The most conscious attempts to give
productive lands a rest were codified 3,000 years ago. The word
"sabbatical" first occurs in the Biblical book of Leviticus: Recall
that it did not mean the paid vacation from teaching that college
professors take every seventh year.
Rather, a
sabbatical referred to what the ancient Jews observed on their
lands after six years of cultivation and intense use. Agricultural
land was granted "a sabbath of complete rest" in the seventh year.

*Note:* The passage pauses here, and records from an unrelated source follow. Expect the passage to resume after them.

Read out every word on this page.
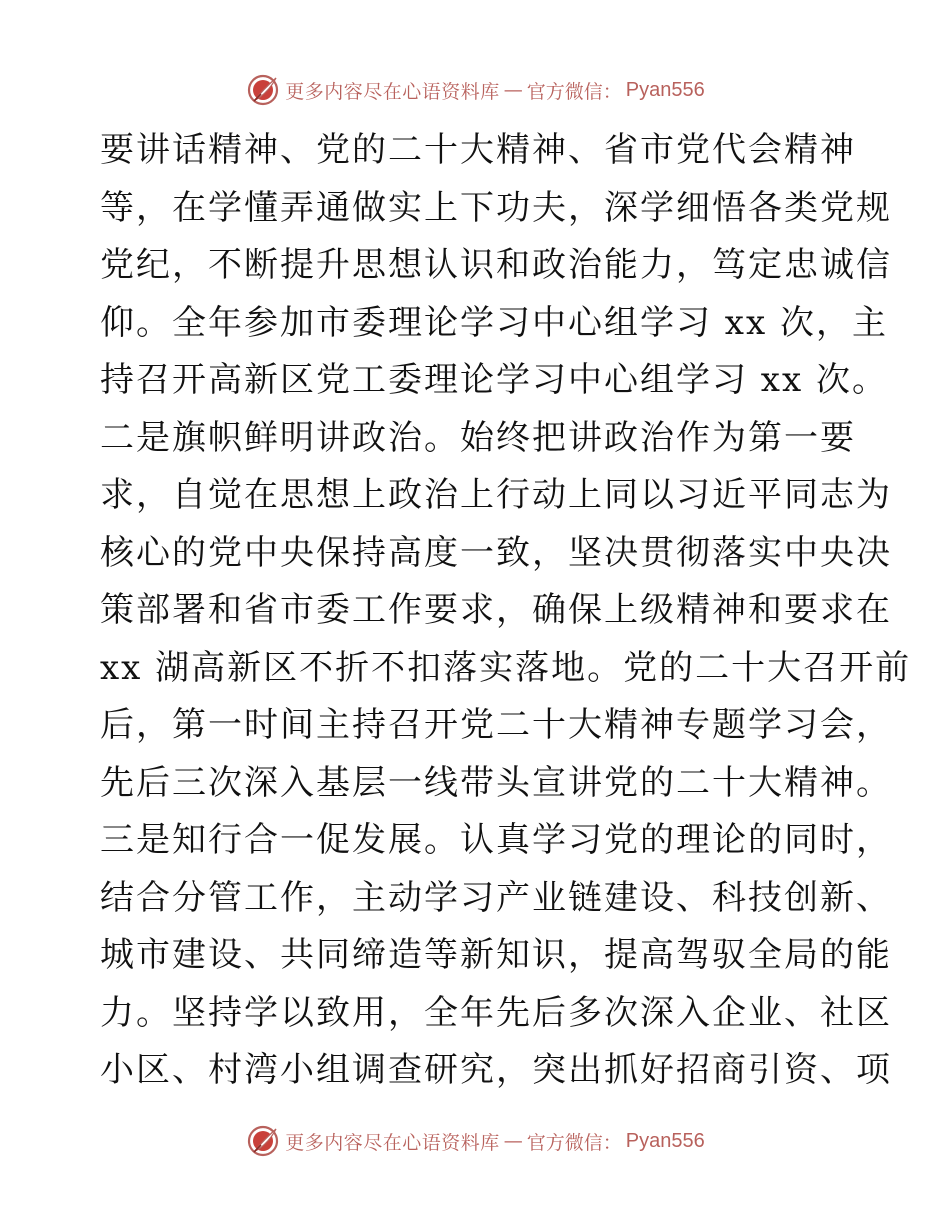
更多内容尽在心语资料库 — 官方微信： Pyan556
要讲话精神、党的二十大精神、省市党代会精神
等，在学懂弄通做实上下功夫，深学细悟各类党规
党纪，不断提升思想认识和政治能力，笃定忠诚信
仰。全年参加市委理论学习中心组学习 xx 次，主
持召开高新区党工委理论学习中心组学习 xx 次。
二是旗帜鲜明讲政治。始终把讲政治作为第一要
求，自觉在思想上政治上行动上同以习近平同志为
核心的党中央保持高度一致，坚决贯彻落实中央决
策部署和省市委工作要求，确保上级精神和要求在
xx 湖高新区不折不扣落实落地。党的二十大召开前
后，第一时间主持召开党二十大精神专题学习会，
先后三次深入基层一线带头宣讲党的二十大精神。
三是知行合一促发展。认真学习党的理论的同时，
结合分管工作，主动学习产业链建设、科技创新、
城市建设、共同缔造等新知识，提高驾驭全局的能
力。坚持学以致用，全年先后多次深入企业、社区
小区、村湾小组调查研究，突出抓好招商引资、项
更多内容尽在心语资料库 — 官方微信： Pyan556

Some Bible scholars contend that strict adherence to sabbaticals
for several centuries enhanced the productivity of the arid Judean
lands to the point that they could be described as flowing with
milk and honey.
Yet after all these millennia,
outdoor recreationists cling to a religious belief in an open
season, year after year. Access to public lands, we proclaim just
as stridently as ranchers, loggers and hunters, is our supreme,
unfettered right.
In the true spirit of Western
individualism, we ought not wait for the bureaucrats to tell us
where and when we cannot go; we ought to take the responsibility of
choosing not to go somewhere ourselves.
Heading
deeper into less traveled backcountry is no answer to local
crowding, since it is only a matter of time before the rest of the
world follows.
It is time that recreationists
support a nationwide system of rest-rotations for our parks and
natural areas. Apart from the beneficial rest the land would get,
such a system might also strengthen our political position when we
petition for grazing allotment reductions, or lower timber
harvests.
The Sabbatical for the Land Society
costs nothing to join. You can become a member by not going to Elk
Meadow next weekend. Or to Rocky Mountain National
Park.
Dyan Zaslowsky writes
articles and books in Evergreen, Colorado.